Policy is directly hitting consumer wallets across food, retail, healthcare, and even travel.
Fed Division:
Notable Quote:
“He says inflation is actually spreading across categories. He sees it in both goods and services.”
—Steve Liesman (32:11)
Notable Quote:
“If someone came to you and said, ‘Hey, give me a dollar and I’ll give you $3 back,’ when would you stop playing that game? That’s what advertising has become.”
—Mark Douglas, Mountain (45:07)
“The number one thing... everyone on the street was looking for was, ‘Will power reaccelerate?’ The answer was yes.”
—Ron Josey, Citi (06:09)
“If the funding does run out, it would be the first time in the program’s 60 plus year history…”
—Emily Wilkins, CNBC (16:54)
“If someone came to you and said, ‘Hey, give me a dollar and I’ll give you $3 back,’ when would you stop playing that game?

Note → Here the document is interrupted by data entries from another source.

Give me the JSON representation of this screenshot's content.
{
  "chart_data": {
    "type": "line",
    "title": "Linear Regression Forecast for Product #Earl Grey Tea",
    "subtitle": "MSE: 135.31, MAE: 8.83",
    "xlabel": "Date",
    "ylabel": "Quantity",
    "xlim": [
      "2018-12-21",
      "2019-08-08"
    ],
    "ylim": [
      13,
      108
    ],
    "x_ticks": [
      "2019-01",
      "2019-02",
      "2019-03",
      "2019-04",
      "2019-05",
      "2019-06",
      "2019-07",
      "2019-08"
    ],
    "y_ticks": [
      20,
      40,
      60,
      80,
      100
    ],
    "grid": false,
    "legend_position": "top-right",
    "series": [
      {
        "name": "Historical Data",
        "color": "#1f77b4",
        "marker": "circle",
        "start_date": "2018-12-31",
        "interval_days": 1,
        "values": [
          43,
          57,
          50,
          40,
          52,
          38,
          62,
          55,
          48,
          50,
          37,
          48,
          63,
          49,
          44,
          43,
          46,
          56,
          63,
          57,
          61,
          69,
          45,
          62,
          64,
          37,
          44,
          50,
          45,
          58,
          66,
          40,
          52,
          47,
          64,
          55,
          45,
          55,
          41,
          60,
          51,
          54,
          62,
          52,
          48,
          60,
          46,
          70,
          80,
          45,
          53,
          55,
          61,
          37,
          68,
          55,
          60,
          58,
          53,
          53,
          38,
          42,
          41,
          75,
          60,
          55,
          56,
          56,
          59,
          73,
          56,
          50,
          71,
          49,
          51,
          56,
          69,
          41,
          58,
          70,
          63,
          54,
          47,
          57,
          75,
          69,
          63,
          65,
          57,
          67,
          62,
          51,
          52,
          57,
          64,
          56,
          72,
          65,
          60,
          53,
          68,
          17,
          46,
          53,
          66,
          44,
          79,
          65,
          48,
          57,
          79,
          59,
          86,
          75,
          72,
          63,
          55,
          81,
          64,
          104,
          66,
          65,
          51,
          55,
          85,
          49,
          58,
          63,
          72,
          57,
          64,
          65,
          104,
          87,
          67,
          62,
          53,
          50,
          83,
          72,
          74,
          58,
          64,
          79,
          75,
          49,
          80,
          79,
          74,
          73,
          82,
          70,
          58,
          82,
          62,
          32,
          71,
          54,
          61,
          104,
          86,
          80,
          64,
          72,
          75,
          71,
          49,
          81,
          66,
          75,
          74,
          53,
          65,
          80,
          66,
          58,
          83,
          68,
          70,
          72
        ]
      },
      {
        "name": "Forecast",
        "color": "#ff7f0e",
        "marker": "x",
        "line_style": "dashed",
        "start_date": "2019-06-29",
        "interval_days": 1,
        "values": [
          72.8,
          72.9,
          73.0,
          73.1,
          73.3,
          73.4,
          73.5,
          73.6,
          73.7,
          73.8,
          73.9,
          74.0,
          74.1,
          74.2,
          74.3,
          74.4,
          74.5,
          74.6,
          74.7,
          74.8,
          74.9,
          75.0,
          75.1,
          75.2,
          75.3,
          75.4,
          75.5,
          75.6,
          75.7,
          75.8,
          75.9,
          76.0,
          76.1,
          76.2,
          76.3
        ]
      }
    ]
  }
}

That’s what advertising has become.”
—Mark Douglas, Mountain (45:07)
The episode mixes high-energy business analysis with urgent, grounded reporting on policy that hits millions of Americans. The hosts balance technical market commentary, real-world impact, and contemporary wit (including seasonal asides about Halloween).
This is a fast-moving, info-packed episode. If you care about market movers, the AI race, or the real-life effects of Washington gridlock—especially as it hits the most vulnerable Americans—this discussion hits all the high notes. Expect deep reporting, memorable market insights, and concrete warnings about the economic “trickle-down” of shutdown politics.